Just for the record, the dinner at Meritage was great. The restaurant is planned around wine pairings; the menu is structured, not by course, or food category, but again by pairings -- i.e., dishes that go with sparkling wines, dishes that go with fruity reds, and so forth. Not surprisingly, they have a superior wine list, and a knowledgeable sommelier, name of Tanya. Back in the day, one would have been surprised to find a sommelier of Tanya's gender, but of course we are used to that, as we are regularly guided through the wine world by Janine at the Chophouse. The thing that was surprising about the wine list was how reasonably wines were priced. We ended up with a 2001 Guigal Hermitage for under a hundred dollars, and were knocked out, just as we hoped we would be. But I didn't set out to post about wine; I wanted to tell you about our favorite malt, the long gone lowland -- Rosebank.
The reason Rosebank has become so hard to find, is that the distillery has been closed since 1992. And unlike Bladnoch, the other great lowland distillery, it has never been reopened. So the world's supply of Rosebank is disappearing -- what Jackson calls a grievous loss. We first tasted Rosebank on a family cruise when the ship had a whisky bar called Maltings. They had an 18 year old Rare Malts bottling, for around $8 a pour. It was love at first taste. So much so that, regardless of what else we drank all night long, John stopped by the bar late each night, for a Rosebank nightcap.
The Rowes Wharf bar offered a nineteen year old Connoisseur's Choice that reminded us of the original Rosebank we had tasted way back when. It had that delightful floral nose characteristic of the good lowlands, and a light malt flavor with hints of citrus or fruit. And even though the malt had become silky smooth after nineteen years in the barrel, there was a hint of pepper behind each taste. For me, it's the pepper that distinguishes Rosebank from Bladnoch, and that, in the end, makes this lowland whisky so special.
But when we arrived at the bar after dinner, and ordered a round of drinks, we learned that there was only a single pour of Rosebank in the bottom of the bottle. They offered to look in back and see if there were any more bottles, but John and I knew how futile that search would be. And in fact, we were thrilled to be able to split a single pour, considering just how infrequently one finds Rosebank anywhere other than in our own private stock.

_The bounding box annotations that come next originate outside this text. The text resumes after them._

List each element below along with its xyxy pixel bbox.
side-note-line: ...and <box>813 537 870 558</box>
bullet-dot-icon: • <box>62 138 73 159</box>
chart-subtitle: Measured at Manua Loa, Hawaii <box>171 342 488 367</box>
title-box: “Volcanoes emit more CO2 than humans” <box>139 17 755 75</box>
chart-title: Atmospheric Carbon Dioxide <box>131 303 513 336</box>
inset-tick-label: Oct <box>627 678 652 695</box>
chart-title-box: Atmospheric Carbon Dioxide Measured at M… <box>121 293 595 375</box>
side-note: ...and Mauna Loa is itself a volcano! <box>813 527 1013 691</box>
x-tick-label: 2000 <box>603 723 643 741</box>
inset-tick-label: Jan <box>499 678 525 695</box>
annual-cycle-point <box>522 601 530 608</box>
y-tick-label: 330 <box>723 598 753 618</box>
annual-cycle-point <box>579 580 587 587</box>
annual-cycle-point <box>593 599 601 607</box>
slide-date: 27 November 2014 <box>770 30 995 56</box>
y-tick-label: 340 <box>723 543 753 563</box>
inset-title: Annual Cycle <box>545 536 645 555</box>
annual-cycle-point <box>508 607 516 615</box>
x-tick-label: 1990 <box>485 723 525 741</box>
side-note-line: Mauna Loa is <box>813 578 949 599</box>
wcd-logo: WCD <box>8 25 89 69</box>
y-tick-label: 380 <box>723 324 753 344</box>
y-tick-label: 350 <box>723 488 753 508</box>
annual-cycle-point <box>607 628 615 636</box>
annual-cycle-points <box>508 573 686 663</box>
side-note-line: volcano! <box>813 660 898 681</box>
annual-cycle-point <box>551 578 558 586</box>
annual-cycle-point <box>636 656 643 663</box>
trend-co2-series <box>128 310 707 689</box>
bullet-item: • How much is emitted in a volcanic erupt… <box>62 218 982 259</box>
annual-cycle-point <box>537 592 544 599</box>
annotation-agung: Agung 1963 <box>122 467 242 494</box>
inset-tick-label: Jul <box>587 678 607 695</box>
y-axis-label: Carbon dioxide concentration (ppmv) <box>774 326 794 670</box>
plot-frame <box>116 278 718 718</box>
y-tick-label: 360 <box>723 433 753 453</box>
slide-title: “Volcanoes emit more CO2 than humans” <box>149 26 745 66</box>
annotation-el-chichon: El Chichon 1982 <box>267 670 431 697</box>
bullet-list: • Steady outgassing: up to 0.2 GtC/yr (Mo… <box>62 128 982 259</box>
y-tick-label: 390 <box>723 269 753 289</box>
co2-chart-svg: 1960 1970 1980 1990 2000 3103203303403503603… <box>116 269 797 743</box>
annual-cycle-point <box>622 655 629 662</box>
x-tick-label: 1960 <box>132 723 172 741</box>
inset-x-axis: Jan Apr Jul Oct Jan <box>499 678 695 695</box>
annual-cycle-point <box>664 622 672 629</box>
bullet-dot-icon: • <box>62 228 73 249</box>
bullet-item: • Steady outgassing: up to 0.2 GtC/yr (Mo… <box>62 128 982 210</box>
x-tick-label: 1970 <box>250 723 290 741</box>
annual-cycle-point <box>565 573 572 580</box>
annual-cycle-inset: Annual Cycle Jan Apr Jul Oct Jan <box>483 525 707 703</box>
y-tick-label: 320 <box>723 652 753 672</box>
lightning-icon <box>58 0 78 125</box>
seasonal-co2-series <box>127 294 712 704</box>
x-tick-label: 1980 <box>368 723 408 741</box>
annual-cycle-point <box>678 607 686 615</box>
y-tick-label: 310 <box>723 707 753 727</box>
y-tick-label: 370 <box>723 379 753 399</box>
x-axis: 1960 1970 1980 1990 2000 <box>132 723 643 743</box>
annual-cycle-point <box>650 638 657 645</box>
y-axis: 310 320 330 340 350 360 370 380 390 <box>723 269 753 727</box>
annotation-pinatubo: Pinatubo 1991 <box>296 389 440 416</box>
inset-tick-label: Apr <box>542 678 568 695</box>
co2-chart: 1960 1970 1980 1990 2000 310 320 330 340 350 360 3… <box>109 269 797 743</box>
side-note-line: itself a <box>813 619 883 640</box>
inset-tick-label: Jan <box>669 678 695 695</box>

And so, on December 28, 2010, John and I shared the last glass of Rosebank at the Rowes Wharf bar. I'd love to be proven wrong, but I don't think anyone will ever duplicate that experience. So next time we visit Meritage, perhaps we'll share a bottle of dessert wine. And in the meantime, we'll keep our eyes open for other food and beverage establishments that still have a dram or two of this disappearing lowland whisky behind their bars.